Opinion
February 4, 1963
Joseph M. Schwartz for petitioner.
Louis J. Lefkowitz, Attorney-General, for respondent.
In this article 78 of the Civil Practice Act proceeding the petitioner seeks to compel a Judge of the Criminal Court of the City of New York who denied his motion to suppress alleged illegally obtained evidence to sign and file a formal order. Petitioner does not dispute that respondent's opinion denying his motion has been filed and that the back of the information bears the notation that the motion was denied followed by the Judge's signature.
The respondent moves by cross motion to dismiss the petition for legal insufficiency contending that article 78 is not available to petitioner under the foregoing facts.
Mandamus is only available to enforce an administrative act positively required to be done by a provision of law and the petitioner must show a clear legal right to such relief ( Matter of Walsh v. La Guardia, 269 N.Y. 437). This the petitioner has failed to do.
The Code of Criminal Procedure establishes the practice in all criminal cases and the authority for the orders and judgments of the courts. And unless we can find there some justification for an order of the court it does not exist ( People ex rel. Hirschberg v. Orange County Ct., 271 N.Y. 151, 155).
There is no provision in the Code of Criminal Procedure for the entry of a formal intermediate order in a criminal proceeding. However, this court takes judicial notice of the fact that in the criminal courts of the City of New York (formerly the Court of Special Sessions) the disposition of motions is indorsed on the back of the information filed in that court and signed by the Presiding Justice and that these decisions are reviewable on appeal as part of the judgment of conviction.
The case of People v. Baker ( 280 App. Div. 899), cited by petitioner in support of his application, is inapposite. That case concerned an appeal from a conviction upon defendant's plea of guilty to the crime of assault in the third degree in the former County Court of Kings County and for which he was sentenced to imprisonment in the New York City Penitentiary. An appeal from the sentence and from "the denial of the motion made after conviction" was dismissed, the court holding: "No appeal lies from the sentence (Code Crim. Pro., § 517), and no order denying any motion made after conviction is printed in the record." (Italics added.)
Subdivision 3 of section 517 of the Code of Criminal Procedure provides in its pertinent parts as follows: "Upon any appeal from a judgment on a conviction any actual decision of the court in an intermediate order or proceeding forming a part of the judgment-roll * * * may be reviewed."
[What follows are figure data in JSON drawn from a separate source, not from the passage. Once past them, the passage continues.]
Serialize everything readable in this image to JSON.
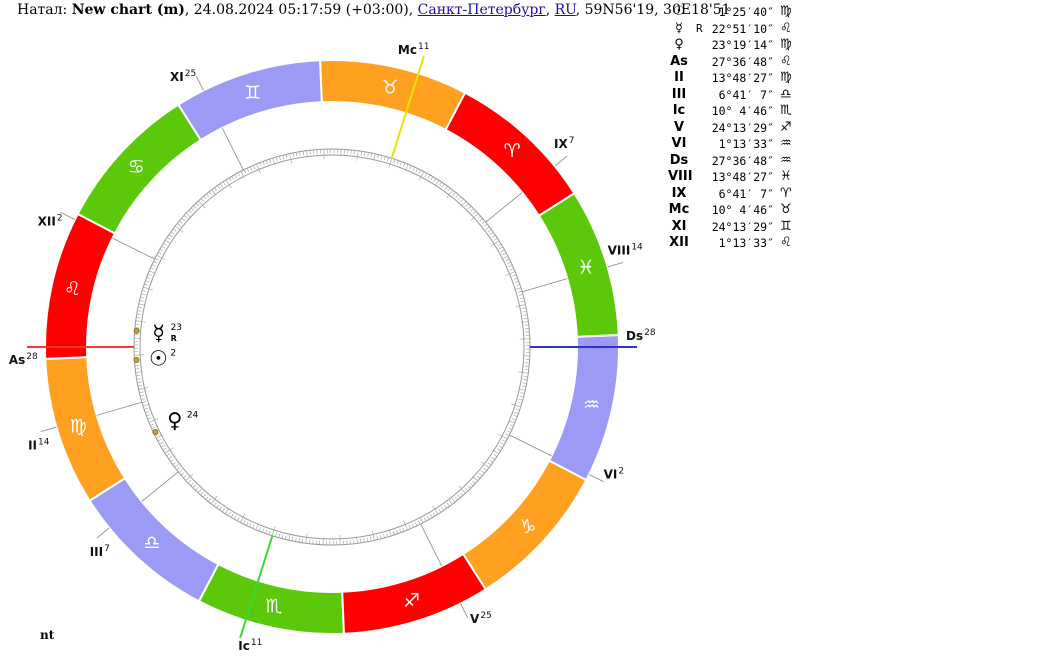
{
  "header": {
    "prefix": "Натал: ",
    "chart_name": "New chart (m)",
    "datetime": ", 24.08.2024 05:17:59 (+03:00), ",
    "city": "Санкт-Петербург",
    "sep": ", ",
    "country": "RU",
    "coords": ", 59N56'19, 30E18'51"
  },
  "footer": {
    "label": "nt"
  },
  "chart_data": {
    "type": "astrology-wheel",
    "ascendant_longitude": 147.61,
    "zodiac": [
      {
        "sign": "aries",
        "glyph": "♈",
        "color": "#ff0000"
      },
      {
        "sign": "taurus",
        "glyph": "♉",
        "color": "#ffa020"
      },
      {
        "sign": "gemini",
        "glyph": "♊",
        "color": "#9b9bf5"
      },
      {
        "sign": "cancer",
        "glyph": "♋",
        "color": "#5cc80a"
      },
      {
        "sign": "leo",
        "glyph": "♌",
        "color": "#ff0000"
      },
      {
        "sign": "virgo",
        "glyph": "♍",
        "color": "#ffa020"
      },
      {
        "sign": "libra",
        "glyph": "♎",
        "color": "#9b9bf5"
      },
      {
        "sign": "scorpio",
        "glyph": "♏",
        "color": "#5cc80a"
      },
      {
        "sign": "sagittarius",
        "glyph": "♐",
        "color": "#ff0000"
      },
      {
        "sign": "capricorn",
        "glyph": "♑",
        "color": "#ffa020"
      },
      {
        "sign": "aquarius",
        "glyph": "♒",
        "color": "#9b9bf5"
      },
      {
        "sign": "pisces",
        "glyph": "♓",
        "color": "#5cc80a"
      }
    ],
    "houses": [
      {
        "label": "As",
        "degree": "28",
        "longitude": 147.61,
        "axis": "#ff3333"
      },
      {
        "label": "II",
        "degree": "14",
        "longitude": 163.81
      },
      {
        "label": "III",
        "degree": "7",
        "longitude": 186.69
      },
      {
        "label": "Ic",
        "degree": "11",
        "longitude": 220.08,
        "axis": "#33dd33"
      },
      {
        "label": "V",
        "degree": "25",
        "longitude": 264.22
      },
      {
        "label": "VI",
        "degree": "2",
        "longitude": 301.23
      },
      {
        "label": "Ds",
        "degree": "28",
        "longitude": 327.61,
        "axis": "#3333cc"
      },
      {
        "label": "VIII",
        "degree": "14",
        "longitude": 343.81
      },
      {
        "label": "IX",
        "degree": "7",
        "longitude": 6.69
      },
      {
        "label": "Mc",
        "degree": "11",
        "longitude": 40.08,
        "axis": "#e6e600"
      },
      {
        "label": "XI",
        "degree": "25",
        "longitude": 84.22
      },
      {
        "label": "XII",
        "degree": "2",
        "longitude": 121.23
      }
    ],
    "planets": [
      {
        "name": "Sun",
        "glyph": "☉",
        "degree": "2",
        "longitude": 151.43,
        "retro": ""
      },
      {
        "name": "Mercury",
        "glyph": "☿",
        "degree": "23",
        "longitude": 142.85,
        "retro": "R"
      },
      {
        "name": "Venus",
        "glyph": "♀",
        "degree": "24",
        "longitude": 173.32,
        "retro": ""
      }
    ],
    "positions": [
      {
        "sym": "☉",
        "retro": "",
        "deg": "1°25′40″",
        "sign": "♍"
      },
      {
        "sym": "☿",
        "retro": "R",
        "deg": "22°51′10″",
        "sign": "♌"
      },
      {
        "sym": "♀",
        "retro": "",
        "deg": "23°19′14″",
        "sign": "♍"
      },
      {
        "sym": "As",
        "retro": "",
        "deg": "27°36′48″",
        "sign": "♌"
      },
      {
        "sym": "II",
        "retro": "",
        "deg": "13°48′27″",
        "sign": "♍"
      },
      {
        "sym": "III",
        "retro": "",
        "deg": "6°41′ 7″",
        "sign": "♎"
      },
      {
        "sym": "Ic",
        "retro": "",
        "deg": "10° 4′46″",
        "sign": "♏"
      },
      {
        "sym": "V",
        "retro": "",
        "deg": "24°13′29″",
        "sign": "♐"
      },
      {
        "sym": "VI",
        "retro": "",
        "deg": "1°13′33″",
        "sign": "♒"
      },
      {
        "sym": "Ds",
        "retro": "",
        "deg": "27°36′48″",
        "sign": "♒"
      },
      {
        "sym": "VIII",
        "retro": "",
        "deg": "13°48′27″",
        "sign": "♓"
      },
      {
        "sym": "IX",
        "retro": "",
        "deg": "6°41′ 7″",
        "sign": "♈"
      },
      {
        "sym": "Mc",
        "retro": "",
        "deg": "10° 4′46″",
        "sign": "♉"
      },
      {
        "sym": "XI",
        "retro": "",
        "deg": "24°13′29″",
        "sign": "♊"
      },
      {
        "sym": "XII",
        "retro": "",
        "deg": "1°13′33″",
        "sign": "♌"
      }
    ]
  }
}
No appeal lies from the intermediate order denying the defendant's motion to suppress prior to conviction.
In People v. Rudnick ( 280 N.Y. 5, 8) in a Per Curiam opinion it was held:
"The defendant moved to dismiss the information `on the ground that the facts stated therein do not constitute a violation of section 114 Work. Comp. of the Workmen's Compensation Law of the State of New York nor a crime under any law of this State.' We think this motion was the equivalent of a demurrer to the information. (Code Crim. Pro., §§ 323, subd. 2, 324.) The Presiding Justice of the Court of Special Sessions entered upon the information the following indorsement: `Motion to dismiss denied.' Since we think this entry was sufficient as an order disallowing the demurrer (Code Crim. Pro., § 326), the actual decision thereby made must be reviewed on this appeal. (Code Crim. Pro., §§ 485, subd. 2, 517.) [Italics added.]
"We hold that the facts stated in the information constitute the misdemeanor defined by section 114 Work. Comp. of the Workmen's Compensation Law (Cons. Laws, ch. 67).
"The judgment should be affirmed."
The cross motion of the respondent dismissing the petition herein is granted.